Pietro cogió de la mano a Kásperle y salió corriendo con él hacia su coche. Pero los hombres no querían que les quitara a aquel diablillo que se habían encontrado, y corrieron detrás de Pietro gritando que les devolviera a su diablo, que lo habían encontrado y era de ellos. Y Kásperle estaba tan asustado, que no hacía más que dar volteretas, para huir de los hombres y llegar antes al coche. Al verle rodar de aquella manera, los hombres dijeron que eso no podía hacerlo más que el mismísimo diablo, y quisieron sacar del coche a Kásperle, que trepó al asiento del cochero, y de allí saltó al caballo de la derecha; y el caballo se asustó, echó a correr, tiró del otro caballo, y salieron al galope.

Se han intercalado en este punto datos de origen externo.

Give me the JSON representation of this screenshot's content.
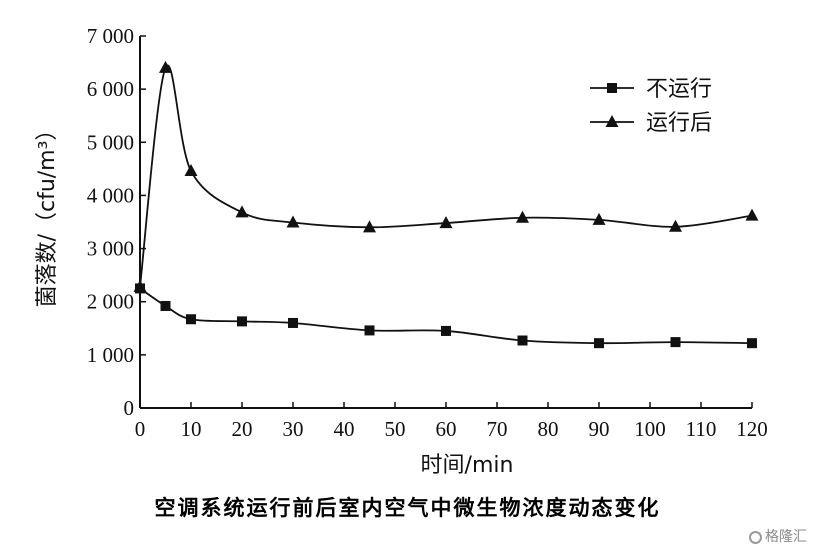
{
  "chart_data": {
    "type": "line",
    "title": "",
    "caption": "空调系统运行前后室内空气中微生物浓度动态变化",
    "xlabel": "时间/min",
    "ylabel": "菌落数/（cfu/m³）",
    "xlim": [
      0,
      120
    ],
    "ylim": [
      0,
      7000
    ],
    "x_ticks": [
      0,
      10,
      20,
      30,
      40,
      50,
      60,
      70,
      80,
      90,
      100,
      110,
      120
    ],
    "y_ticks": [
      0,
      1000,
      2000,
      3000,
      4000,
      5000,
      6000,
      7000
    ],
    "y_tick_labels": [
      "0",
      "1 000",
      "2 000",
      "3 000",
      "4 000",
      "5 000",
      "6 000",
      "7 000"
    ],
    "grid": false,
    "legend_position": "top-right",
    "series": [
      {
        "name": "不运行",
        "marker": "square",
        "x": [
          0,
          5,
          10,
          20,
          30,
          45,
          60,
          75,
          90,
          105,
          120
        ],
        "values": [
          2250,
          1920,
          1670,
          1630,
          1600,
          1460,
          1450,
          1270,
          1220,
          1240,
          1220
        ]
      },
      {
        "name": "运行后",
        "marker": "triangle",
        "x": [
          0,
          5,
          10,
          20,
          30,
          45,
          60,
          75,
          90,
          105,
          120
        ],
        "values": [
          2280,
          6400,
          4460,
          3680,
          3490,
          3400,
          3480,
          3580,
          3540,
          3410,
          3620
        ]
      }
    ]
  },
  "watermark": {
    "text": "格隆汇",
    "icon": "gelonghui-logo-icon"
  }
}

Los hombres gritaban:
—¡Alto, que paren ese coche, que va el diablo dentro!
Pero nadie podía detener a los caballos. Atravesaron el pueblo al galope, y al fin pudo Pietro subirse a su asiento, tiró de las riendas y el coche se paró cuando ya había corrido un buen rato. Pietro dijo:
—¡Vamos a Génova sin paramos más! ¡Contigo no puede uno entrar en una posada ni acercarse a un pueblo! ¡Menos mal que sabes dar esas volteretas, que si no, te cogen esos hombres!
—¿Verdad que doy unas volteretas estupendas? —preguntó Kásperle, que se había caído del caballo y estaba sentado en el camino.
Pietro no le contestó, señaló hacia unas casas que se veían a lo lejos y dijo:
—¡Allí está Génova! ¡Sube, que quiero llegar cuanto antes!
Kásperle miró las casas, y se puso tan contento que, sin poderlo remediar, dio unas cuantas volteretas más por el camino, hasta que Pietro le cogió y le metió en el coche de un empujón.